Recognizing the water and energy problems plaguing California, the UC Davis team developed Our H2Ouse to create feasible and desirable homes using California-specific strategies. The three founding design pillars of Our H2Ouse are drought resilience, education, and inclusiveness. Whereas Our H2Ouse displays new and innovative technology, it also works hand-in-hand with current technologies. And it addresses the most pervasive and unpredictable factor in energy and water savings: user behavior. This strategy can exploit the efficacy of “smart” technologies and bridge the gap between potential and realized water and energy savings.
In addition to its emphasis on water conservation and the use of critical feedback displays, the team also chose an industrial modern-rustic design that evokes both the urban and rural ways of life in California. Because the “urban vs. rural” dilemma is often at the center of discussions about water in the state, this aesthetic choice further reinforces the water theme.
Features and Technologies
- The team’s primary focus is water conservation, and the house is designed to use 50% less potable water than a typical residence.
- Visual and physical feedback on energy and water use employs recognizable units and uses community-scale information sharing to raise occupant awareness and tap into potential collaboration or competition with other houses/neighbors.
- A building envelope constructed from a 12” thick, bamboo-based, panelized exterior wall system and structural insulated panels (SIPs) results in the house having a fraction of the carbon footprint of a standard residence.
- The house features greywater reuse systems, including a cutting-edge sanitization technology developed at the university.
- Sophisticated monitoring and feedback systems educate and inspire residents to be the champions of their own water reduction.
- Feedback mechanisms ensure that residents can participate in community-wide conservation efforts and live healthier and simpler lives.
- Motion-triggered recessed circadian LED floor lighting lends a modern, yet cost-conservative touch.
- A single wet module not only reduces heat loss from water lines, it also allows for all interior plumbing connections to be made before transport.
Our H2Ouse targets the real estate markets of Sacramento (urban) and Yolo (rural) counties, both of which exhibit the trends that feed the UC Davis team’s three design pillars of drought-resilience, education, and inclusiveness.
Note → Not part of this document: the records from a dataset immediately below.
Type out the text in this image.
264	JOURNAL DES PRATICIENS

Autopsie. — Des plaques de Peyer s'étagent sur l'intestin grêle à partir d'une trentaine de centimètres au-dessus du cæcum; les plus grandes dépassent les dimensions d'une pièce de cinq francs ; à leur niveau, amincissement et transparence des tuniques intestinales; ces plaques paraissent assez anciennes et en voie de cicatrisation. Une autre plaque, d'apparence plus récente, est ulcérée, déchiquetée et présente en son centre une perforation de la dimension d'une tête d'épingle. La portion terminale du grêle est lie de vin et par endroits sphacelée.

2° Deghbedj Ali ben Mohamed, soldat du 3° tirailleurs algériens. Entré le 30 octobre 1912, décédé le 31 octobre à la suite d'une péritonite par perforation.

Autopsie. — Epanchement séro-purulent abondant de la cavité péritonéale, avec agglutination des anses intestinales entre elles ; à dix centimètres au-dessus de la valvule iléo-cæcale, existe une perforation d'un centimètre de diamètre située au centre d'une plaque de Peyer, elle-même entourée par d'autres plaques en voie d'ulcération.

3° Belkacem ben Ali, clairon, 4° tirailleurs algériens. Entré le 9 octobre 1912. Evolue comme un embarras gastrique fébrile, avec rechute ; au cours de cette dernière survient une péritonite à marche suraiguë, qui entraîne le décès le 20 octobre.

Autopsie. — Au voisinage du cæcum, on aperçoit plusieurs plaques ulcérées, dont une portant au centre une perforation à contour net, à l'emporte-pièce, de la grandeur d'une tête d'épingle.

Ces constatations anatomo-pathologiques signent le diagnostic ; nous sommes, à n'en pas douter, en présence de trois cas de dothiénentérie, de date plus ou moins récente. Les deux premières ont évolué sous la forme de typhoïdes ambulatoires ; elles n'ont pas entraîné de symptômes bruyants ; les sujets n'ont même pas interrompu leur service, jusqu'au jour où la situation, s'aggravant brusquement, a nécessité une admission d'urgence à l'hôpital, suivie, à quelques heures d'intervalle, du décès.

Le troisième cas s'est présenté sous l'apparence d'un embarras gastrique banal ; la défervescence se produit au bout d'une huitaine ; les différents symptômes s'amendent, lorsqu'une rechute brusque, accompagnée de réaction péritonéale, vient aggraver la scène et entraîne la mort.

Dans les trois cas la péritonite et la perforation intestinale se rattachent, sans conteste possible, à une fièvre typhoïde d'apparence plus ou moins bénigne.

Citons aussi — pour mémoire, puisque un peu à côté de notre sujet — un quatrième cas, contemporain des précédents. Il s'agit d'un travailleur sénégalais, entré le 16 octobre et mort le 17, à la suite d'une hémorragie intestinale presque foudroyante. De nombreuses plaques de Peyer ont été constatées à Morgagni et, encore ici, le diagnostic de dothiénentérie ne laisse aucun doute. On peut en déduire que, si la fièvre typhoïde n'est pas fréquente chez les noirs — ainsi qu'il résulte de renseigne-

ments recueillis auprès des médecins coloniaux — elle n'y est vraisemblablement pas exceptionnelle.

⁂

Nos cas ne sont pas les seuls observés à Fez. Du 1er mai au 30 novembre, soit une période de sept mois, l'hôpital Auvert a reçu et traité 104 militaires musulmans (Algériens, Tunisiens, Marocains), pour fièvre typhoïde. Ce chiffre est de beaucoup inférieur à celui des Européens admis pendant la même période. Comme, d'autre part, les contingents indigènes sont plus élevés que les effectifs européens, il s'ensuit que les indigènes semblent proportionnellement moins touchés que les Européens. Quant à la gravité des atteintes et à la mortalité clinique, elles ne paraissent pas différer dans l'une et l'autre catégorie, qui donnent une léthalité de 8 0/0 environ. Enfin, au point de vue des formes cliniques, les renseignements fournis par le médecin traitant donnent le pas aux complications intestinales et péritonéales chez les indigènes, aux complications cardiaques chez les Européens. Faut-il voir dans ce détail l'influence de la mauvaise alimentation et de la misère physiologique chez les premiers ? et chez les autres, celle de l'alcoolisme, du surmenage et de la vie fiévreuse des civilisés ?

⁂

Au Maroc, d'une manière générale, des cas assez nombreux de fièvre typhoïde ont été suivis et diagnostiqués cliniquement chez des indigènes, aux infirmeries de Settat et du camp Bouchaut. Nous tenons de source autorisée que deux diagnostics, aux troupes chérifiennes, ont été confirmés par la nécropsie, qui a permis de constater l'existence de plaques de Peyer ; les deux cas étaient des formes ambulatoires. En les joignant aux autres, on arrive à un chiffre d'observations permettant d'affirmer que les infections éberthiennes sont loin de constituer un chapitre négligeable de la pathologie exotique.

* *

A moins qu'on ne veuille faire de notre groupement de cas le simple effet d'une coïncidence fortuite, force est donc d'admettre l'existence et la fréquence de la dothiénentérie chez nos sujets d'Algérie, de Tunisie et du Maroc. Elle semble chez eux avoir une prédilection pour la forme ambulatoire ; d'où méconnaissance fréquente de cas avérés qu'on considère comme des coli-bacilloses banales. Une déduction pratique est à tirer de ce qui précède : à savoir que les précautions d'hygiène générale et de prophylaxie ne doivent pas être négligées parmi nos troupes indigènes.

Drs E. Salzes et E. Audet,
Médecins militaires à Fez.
As the state capitol, Sacramento is ground zero for the implementation of recent legislation aimed at increasing water and energy efficiency standards. Yolo County lies in direct proximity to Sacramento County and is also home to UC Davis, a public university that houses the United States’ largest planned zero-net-energy community, and which has been ranked the most sustainable university in the world. Driven by local economic growth and the emigration of San Francisco Bay area residents, the home-buying markets in these two counties are poised to offer strong demand, much of it from buyers of the Millennial and Generation-X generations.
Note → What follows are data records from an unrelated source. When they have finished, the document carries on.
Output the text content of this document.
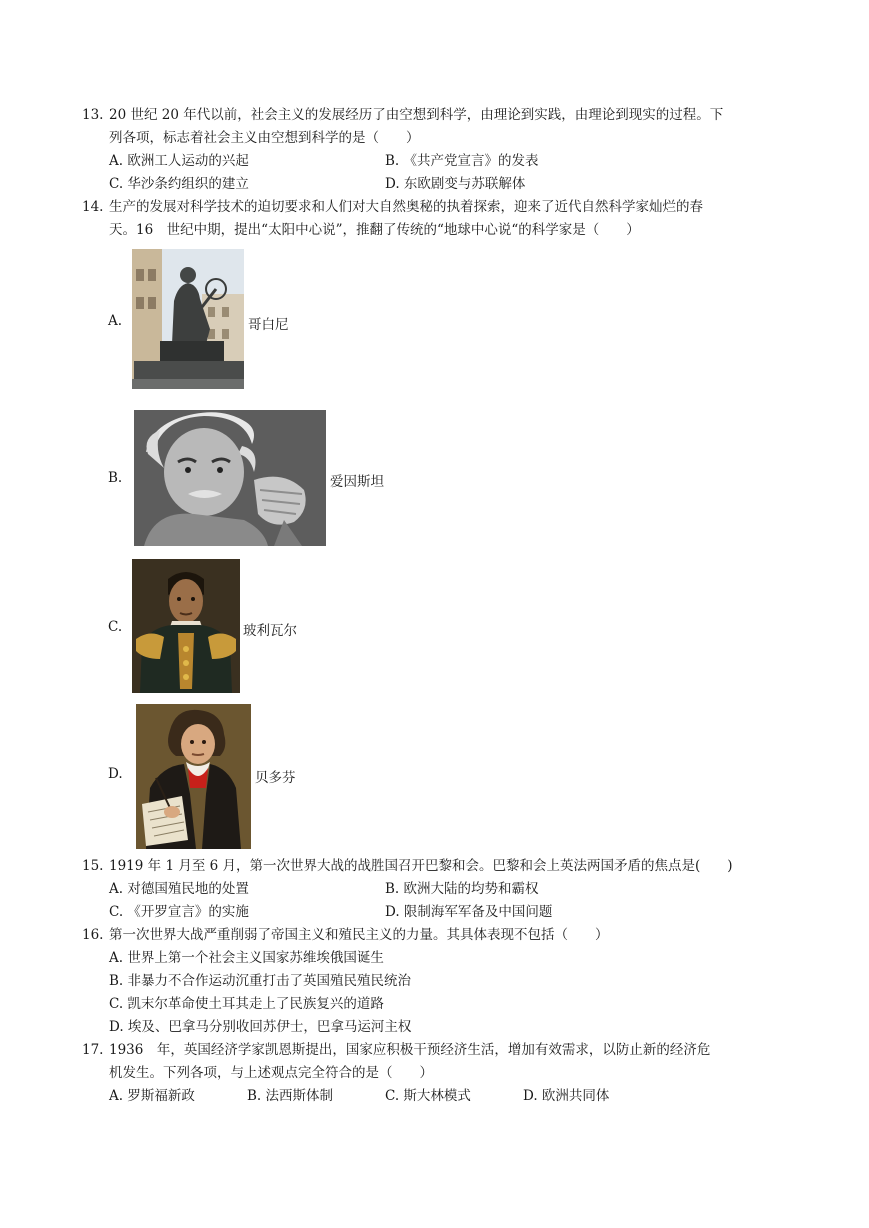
13. 20 世纪 20 年代以前，社会主义的发展经历了由空想到科学，由理论到实践，由理论到现实的过程。下
列各项，标志着社会主义由空想到科学的是（　　）
A. 欧洲工人运动的兴起	B. 《共产党宣言》的发表
C. 华沙条约组织的建立	D. 东欧剧变与苏联解体
14. 生产的发展对科学技术的迫切要求和人们对大自然奥秘的执着探索，迎来了近代自然科学家灿烂的春
天。16　世纪中期，提出“太阳中心说”，推翻了传统的“地球中心说“的科学家是（　　）
A.	哥白尼
B.	爱因斯坦
C.	玻利瓦尔
D.	贝多芬
15. 1919 年 1 月至 6 月，第一次世界大战的战胜国召开巴黎和会。巴黎和会上英法两国矛盾的焦点是(　　)
A. 对德国殖民地的处置	B. 欧洲大陆的均势和霸权
C. 《开罗宣言》的实施	D. 限制海军军备及中国问题
16. 第一次世界大战严重削弱了帝国主义和殖民主义的力量。其具体表现不包括（　　）
A. 世界上第一个社会主义国家苏维埃俄国诞生
B. 非暴力不合作运动沉重打击了英国殖民殖民统治
C. 凯末尔革命使土耳其走上了民族复兴的道路
D. 埃及、巴拿马分别收回苏伊士，巴拿马运河主权
17. 1936　年，英国经济学家凯恩斯提出，国家应积极干预经济生活，增加有效需求，以防止新的经济危
机发生。下列各项，与上述观点完全符合的是（　　）
A. 罗斯福新政	B. 法西斯体制	C. 斯大林模式	D. 欧洲共同体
In addition to its water-conserving solutions, the team believes Our H2Ouse stands out from other highly efficient net-zero-energy homes. The home features an adaptable and reconfigurable floor plan with a universally appealing open design and full Americans with Disabilities (ADA) accessibility. Its industrial, modern-rustic aesthetic design and versatile, trailer-mounted building structure is suitable for both urban and rural locations. Finally, it is designed to be a “green home” that its target buyers can actually afford.
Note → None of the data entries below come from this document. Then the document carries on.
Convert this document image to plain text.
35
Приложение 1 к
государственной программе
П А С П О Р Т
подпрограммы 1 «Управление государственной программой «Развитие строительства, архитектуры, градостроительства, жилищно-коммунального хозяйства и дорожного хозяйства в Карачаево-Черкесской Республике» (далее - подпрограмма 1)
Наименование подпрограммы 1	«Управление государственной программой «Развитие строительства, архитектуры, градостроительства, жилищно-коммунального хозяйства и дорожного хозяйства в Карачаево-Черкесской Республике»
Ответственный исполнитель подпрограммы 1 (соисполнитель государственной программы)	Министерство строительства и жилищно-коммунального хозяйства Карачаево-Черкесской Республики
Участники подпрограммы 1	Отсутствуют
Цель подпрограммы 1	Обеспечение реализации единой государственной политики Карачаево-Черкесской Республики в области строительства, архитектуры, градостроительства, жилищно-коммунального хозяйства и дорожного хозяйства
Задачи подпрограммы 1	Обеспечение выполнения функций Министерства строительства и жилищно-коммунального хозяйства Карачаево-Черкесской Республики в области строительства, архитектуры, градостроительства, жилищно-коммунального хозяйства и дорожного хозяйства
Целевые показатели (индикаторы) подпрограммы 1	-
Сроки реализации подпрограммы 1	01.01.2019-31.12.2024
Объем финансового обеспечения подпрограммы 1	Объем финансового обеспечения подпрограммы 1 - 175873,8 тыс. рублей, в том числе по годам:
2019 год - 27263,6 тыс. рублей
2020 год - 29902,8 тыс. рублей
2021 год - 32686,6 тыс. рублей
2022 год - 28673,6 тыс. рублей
Our H2Ouse is intended to join UC Davis’ Aggie Sol 2015 Solar Decathlon entry as on-campus student housing focusing on sustainable, inclusive, living and learning. The houses also offer an additional agricultural focus, as they are in close proximity to the UC Davis Student Farm. Both houses will be featured during tours and events. The house will also act as a platform to test and optimize new and experimental home technologies.